Justement, vous appartenez à la génération qui a eu 20 ans dans les années 1960, la dernière qui a cru, comme Sartre, que le français était la langue universelle. Quelles conséquences sur votre relation au roman français ?

Je suis extrêmement attentif à l’histoire de la langue française. À mes yeux, elle est en train de devenir une langue morte. Du moins celle qui m’intéresse ou me touche quand je lis. Mais je ne suis pas en train de gémir. Bien au contraire, je parlerais plutôt de juste retour.
Je prends une comparaison. Fondamentalement, la langue allemande ne s’est pas encore remise d’avoir été la langue du IIIe Reich. La force des écrivains de langue allemande tient à ceci qu’ils s’y affrontent aux ruptures de la Fraction armée rouge, à celles de la division et de la réunification. La langue française, elle, ne se souvient de rien. Aucune rupture historique ne la marque, hormis peut-être celle de la Révolutions française, grâce à Chateaubriand. Et encore. Qui écrit comme si Chateaubriand avait existé ? La belle langue française a été inventée par Richelieu pour que les catholiques et les protestants, les nobles et les bourgeois, les hommes et les femmes, les savants et les ignorants en usent de la même manière. Moyennant l’invention du style, moyennant l’école publique, le programme politique s’est constitué, en s’adaptant, jusqu’aux années 1960. Cela a été une grandeur. Elle se paie aujourd’hui. Pour que la langue française persiste, il a fallu faire comme si elle n’avait pas été la langue de la boucherie de 1914 ou de l’effondrement de 1940 ou des guerres coloniales. Mais peu importe la liste des oublis ; elle se résume ainsi : « Rien n’a eu lieu. » La langue française aujourd’hui est faite pour ne rien dire sur rien ; comme, de plus, elle est de moins en moins entendue, s’il arrivait que quelqu’un y dise quelque chose, personne n’en saurait rien.
Cela pèse sur le roman français. S’il veut continuer de rendre hommage à la langue française, il tend à ne rien raconter d’autre qu’un rien qui n’a pas eu lieu. S’il veut manifester sa détestation d’une langue qui ne dit plus rien, il tend à s’enfermer dans la pure imprécation. À aller au bout de la nuit, on sait ce qu’on risque de trouver. Que les écrivains puissent faire exploser le dilemme, sûrement. Ils sont les seuls à le pouvoir, mais on constate aujourd’hui que c’est seulement au régime de l’exception et de la rareté. Or, la rareté peut entraîner le dépérissement.

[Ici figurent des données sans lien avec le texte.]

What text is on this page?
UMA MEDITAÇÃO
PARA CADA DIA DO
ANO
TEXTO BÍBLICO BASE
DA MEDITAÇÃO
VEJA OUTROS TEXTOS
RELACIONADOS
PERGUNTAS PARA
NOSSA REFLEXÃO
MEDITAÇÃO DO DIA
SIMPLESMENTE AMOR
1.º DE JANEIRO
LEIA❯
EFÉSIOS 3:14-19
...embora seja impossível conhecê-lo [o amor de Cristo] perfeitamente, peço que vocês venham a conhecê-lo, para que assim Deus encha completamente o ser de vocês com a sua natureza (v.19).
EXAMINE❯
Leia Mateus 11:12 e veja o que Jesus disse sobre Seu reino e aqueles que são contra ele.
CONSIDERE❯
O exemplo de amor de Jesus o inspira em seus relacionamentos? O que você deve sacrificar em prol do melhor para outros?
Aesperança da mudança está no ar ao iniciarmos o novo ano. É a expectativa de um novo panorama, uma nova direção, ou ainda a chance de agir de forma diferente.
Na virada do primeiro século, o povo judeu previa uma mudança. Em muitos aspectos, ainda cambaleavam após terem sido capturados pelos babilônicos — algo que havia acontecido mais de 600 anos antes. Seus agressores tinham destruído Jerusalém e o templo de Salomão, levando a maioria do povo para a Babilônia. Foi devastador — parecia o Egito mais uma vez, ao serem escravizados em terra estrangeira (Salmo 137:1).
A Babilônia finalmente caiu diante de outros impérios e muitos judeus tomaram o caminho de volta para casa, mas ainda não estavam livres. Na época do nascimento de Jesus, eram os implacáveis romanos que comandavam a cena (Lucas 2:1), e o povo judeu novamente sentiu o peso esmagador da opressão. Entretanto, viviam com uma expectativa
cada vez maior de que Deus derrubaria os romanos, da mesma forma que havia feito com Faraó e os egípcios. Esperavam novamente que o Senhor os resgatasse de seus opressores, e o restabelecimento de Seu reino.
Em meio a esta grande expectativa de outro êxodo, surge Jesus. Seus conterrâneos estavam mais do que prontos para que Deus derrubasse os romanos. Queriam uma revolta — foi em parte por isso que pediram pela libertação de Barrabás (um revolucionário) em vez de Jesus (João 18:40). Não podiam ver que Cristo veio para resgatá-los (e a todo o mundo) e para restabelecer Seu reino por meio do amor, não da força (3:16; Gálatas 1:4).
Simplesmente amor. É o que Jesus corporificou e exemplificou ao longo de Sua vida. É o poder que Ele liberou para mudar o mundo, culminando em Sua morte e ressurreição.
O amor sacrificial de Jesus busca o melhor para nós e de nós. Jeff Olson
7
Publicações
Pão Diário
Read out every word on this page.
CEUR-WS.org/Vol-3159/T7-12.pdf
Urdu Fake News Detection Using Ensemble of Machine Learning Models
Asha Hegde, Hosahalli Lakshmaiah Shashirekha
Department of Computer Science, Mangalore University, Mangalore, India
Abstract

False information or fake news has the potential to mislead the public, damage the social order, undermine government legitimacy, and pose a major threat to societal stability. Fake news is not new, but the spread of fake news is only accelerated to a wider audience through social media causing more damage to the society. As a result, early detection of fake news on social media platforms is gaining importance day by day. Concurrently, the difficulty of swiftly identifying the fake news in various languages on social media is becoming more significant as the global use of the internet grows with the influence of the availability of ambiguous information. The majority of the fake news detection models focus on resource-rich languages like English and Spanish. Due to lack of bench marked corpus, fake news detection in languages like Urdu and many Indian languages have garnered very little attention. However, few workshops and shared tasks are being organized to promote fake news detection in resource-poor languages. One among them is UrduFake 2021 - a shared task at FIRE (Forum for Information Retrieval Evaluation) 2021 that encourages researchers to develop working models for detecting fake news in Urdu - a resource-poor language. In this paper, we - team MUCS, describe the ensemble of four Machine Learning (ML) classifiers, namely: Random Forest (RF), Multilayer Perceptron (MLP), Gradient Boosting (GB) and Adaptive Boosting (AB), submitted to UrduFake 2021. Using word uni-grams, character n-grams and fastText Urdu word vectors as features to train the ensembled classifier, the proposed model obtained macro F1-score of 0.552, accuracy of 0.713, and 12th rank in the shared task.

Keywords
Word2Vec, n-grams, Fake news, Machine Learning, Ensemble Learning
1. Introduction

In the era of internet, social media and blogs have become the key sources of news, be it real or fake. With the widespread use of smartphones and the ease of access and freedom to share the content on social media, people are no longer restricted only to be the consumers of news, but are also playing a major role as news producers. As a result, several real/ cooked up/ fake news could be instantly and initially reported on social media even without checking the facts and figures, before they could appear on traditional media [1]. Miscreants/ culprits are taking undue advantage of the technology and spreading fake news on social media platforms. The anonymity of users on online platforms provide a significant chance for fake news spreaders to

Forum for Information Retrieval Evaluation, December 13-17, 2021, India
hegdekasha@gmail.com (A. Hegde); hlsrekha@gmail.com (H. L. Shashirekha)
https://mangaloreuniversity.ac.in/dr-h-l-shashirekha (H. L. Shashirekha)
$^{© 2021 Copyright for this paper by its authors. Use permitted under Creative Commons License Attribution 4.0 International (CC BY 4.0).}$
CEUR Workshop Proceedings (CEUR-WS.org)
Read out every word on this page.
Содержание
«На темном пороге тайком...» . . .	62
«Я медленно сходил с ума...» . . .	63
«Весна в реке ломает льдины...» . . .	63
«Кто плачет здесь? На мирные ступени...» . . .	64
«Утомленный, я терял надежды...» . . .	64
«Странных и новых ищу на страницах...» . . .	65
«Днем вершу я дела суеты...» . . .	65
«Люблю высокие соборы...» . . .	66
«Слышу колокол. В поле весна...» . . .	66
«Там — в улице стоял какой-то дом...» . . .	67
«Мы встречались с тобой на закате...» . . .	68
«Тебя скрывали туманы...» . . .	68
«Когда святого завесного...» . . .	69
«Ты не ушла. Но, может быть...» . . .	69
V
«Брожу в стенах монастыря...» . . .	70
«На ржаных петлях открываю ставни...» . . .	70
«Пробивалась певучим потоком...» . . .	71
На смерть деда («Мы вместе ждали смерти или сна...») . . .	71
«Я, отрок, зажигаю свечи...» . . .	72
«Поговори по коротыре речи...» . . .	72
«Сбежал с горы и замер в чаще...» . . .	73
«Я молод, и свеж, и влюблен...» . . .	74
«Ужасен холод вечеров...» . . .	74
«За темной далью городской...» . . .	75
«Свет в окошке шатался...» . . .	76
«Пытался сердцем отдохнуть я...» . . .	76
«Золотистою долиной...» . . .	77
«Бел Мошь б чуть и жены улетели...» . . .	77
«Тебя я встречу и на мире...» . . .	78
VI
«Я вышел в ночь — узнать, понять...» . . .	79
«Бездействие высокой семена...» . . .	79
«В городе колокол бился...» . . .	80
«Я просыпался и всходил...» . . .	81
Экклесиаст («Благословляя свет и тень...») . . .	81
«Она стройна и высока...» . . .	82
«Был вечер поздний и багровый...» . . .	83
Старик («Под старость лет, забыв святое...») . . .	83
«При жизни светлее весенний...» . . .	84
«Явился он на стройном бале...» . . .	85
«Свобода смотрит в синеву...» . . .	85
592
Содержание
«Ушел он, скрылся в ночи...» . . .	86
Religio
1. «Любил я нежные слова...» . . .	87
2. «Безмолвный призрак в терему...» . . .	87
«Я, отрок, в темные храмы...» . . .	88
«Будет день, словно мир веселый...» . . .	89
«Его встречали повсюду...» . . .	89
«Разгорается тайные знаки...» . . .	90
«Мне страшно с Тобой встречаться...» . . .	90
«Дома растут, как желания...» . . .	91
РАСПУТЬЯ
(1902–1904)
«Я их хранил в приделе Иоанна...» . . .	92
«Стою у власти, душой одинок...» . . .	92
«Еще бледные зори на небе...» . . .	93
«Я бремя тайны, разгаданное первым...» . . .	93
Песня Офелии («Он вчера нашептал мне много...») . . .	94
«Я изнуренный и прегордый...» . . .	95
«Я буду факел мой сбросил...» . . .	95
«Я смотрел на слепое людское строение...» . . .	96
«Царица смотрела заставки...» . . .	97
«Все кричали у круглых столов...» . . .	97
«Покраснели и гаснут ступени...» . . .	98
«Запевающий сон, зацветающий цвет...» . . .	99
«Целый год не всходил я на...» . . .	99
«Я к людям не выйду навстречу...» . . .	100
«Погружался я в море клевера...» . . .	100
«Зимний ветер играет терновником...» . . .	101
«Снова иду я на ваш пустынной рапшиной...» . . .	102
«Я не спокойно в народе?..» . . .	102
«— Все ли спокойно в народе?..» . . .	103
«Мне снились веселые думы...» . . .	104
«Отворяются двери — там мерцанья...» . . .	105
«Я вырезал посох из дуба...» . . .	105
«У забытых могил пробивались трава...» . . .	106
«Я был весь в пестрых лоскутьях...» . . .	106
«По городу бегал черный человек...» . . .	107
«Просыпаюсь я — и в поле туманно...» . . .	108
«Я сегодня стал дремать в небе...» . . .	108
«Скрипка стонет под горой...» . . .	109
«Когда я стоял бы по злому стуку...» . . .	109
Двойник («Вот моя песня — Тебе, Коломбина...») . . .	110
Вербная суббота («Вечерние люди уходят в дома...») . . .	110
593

Quand vous évoquez le roman français « dans ce qu’il a de plus grand », vous citez spontanément Balzac, Proust, Bernanos. Est-ce à dire que vous lisez peu de littérature contemporaine ?

J’en lis beaucoup au contraire. Mais je ne me fais pas confiance pour désigner les gagnants et les perdants… À la roulette, seuls comptent les instants où les jeux ne sont pas faits. Mais notez qu’alors, on se tait autour de la table. Je fais de même.